Quantum-Confined Metamaterials
Designing quantum-confined materials and heterostructures where strain, interfaces, and dimensionality enable tunable electronic, optical, and transport properties.
- Quantum dot assemblies
- Strain engineering in low dimensional systems
- 2D Metals
Metasurfaces for EMI shielding
Designing metasurfaces with tailored electromagnetic responses to achieve lightweight, broadband, and efficient electromagnetic interference (EMI) shielding.
- Tunable and adaptive shielding
- Broadband Signal Absorption
Neuromorphic Hardware Materials
Designing material-level intelligence for decentralized edge computing inspired by synaptic connectivity pathways.

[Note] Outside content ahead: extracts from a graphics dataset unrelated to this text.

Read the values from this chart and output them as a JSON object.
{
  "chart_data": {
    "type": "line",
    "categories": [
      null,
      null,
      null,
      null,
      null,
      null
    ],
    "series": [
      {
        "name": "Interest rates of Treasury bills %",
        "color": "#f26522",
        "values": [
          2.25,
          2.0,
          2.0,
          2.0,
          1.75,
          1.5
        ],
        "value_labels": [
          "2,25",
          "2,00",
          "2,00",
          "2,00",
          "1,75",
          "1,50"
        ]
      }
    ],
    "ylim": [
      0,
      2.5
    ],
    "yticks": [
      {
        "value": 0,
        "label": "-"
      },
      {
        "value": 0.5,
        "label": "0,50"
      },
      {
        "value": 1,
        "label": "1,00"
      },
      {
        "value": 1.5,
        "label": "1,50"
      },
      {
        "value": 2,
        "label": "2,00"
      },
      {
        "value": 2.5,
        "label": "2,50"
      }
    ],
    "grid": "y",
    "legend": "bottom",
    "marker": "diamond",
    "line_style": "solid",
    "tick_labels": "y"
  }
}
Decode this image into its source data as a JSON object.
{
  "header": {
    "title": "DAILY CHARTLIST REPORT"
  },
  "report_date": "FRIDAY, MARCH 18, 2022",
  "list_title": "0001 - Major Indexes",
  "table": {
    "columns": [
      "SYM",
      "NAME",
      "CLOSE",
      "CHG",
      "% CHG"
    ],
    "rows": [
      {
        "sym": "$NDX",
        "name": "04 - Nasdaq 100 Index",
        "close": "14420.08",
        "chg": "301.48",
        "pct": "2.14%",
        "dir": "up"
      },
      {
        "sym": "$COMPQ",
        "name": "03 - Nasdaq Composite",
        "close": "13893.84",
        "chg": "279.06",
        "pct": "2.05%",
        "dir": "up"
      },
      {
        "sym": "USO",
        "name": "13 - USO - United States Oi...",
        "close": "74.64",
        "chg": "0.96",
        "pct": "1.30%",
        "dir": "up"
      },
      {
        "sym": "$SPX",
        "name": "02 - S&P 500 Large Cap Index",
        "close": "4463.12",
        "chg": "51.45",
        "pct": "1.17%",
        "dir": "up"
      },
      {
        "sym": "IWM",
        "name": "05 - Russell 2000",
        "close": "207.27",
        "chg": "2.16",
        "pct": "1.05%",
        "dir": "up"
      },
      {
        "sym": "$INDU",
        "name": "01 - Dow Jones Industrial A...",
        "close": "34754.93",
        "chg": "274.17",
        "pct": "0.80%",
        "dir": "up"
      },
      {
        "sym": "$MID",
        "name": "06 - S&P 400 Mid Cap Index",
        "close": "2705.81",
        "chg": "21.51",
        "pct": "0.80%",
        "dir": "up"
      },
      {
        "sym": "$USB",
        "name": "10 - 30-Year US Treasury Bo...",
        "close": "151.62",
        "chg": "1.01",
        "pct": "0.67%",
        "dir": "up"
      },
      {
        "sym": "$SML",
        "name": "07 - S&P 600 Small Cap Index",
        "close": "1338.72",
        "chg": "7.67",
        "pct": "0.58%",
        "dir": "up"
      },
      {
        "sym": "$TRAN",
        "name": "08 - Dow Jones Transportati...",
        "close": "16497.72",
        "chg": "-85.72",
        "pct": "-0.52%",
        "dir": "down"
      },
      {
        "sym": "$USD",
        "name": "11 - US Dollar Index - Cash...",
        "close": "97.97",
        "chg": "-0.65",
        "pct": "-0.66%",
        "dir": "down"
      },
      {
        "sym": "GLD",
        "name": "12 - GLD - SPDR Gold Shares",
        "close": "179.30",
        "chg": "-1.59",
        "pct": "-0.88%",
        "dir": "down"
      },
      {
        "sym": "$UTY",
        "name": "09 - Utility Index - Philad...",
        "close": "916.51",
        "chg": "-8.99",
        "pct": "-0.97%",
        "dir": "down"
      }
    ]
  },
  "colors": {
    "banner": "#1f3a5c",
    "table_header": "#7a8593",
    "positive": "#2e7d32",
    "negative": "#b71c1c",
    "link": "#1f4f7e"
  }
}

- Nanowire based Memristive Network Architectures
- Synaptic Plastic Metamaterials
- In-Memory Logic Systems
Functional Materials for Hardware Security
Leveraging material-level randomness and nonlinear transport to realize secure, device-unique electronic signatures
- Secure identification and authentication hardware
- Material fingerprints for cyber security
Our Methodological Arsenal
From fundamental physics to functional devices, we integrate theory, simulation, and experimental implementation to engineer next-generation electronic systems.
Theoretical Modeling & Simulation
We use first-principles (DFT) and multiphysics simulations (COMSOL) to investigate electronic properties of multi-scale, nanostructured and low-dimensional material systems.
Low Temperature Electronic Measurements
Probing charge transport and emergent phenomena in materials under cryogenic conditions to reveal intrinsic electronic behavior.
Device Fabrication & Characterization
Translating material properties into functional devices through fabrication and characterization, with hands-on exposure to cleanroom processes.
Nanomaterial synthesis & Fabrication
Utilizing electron beam lithography and material growth strategies to realize nanoscale architectures with controlled functionality.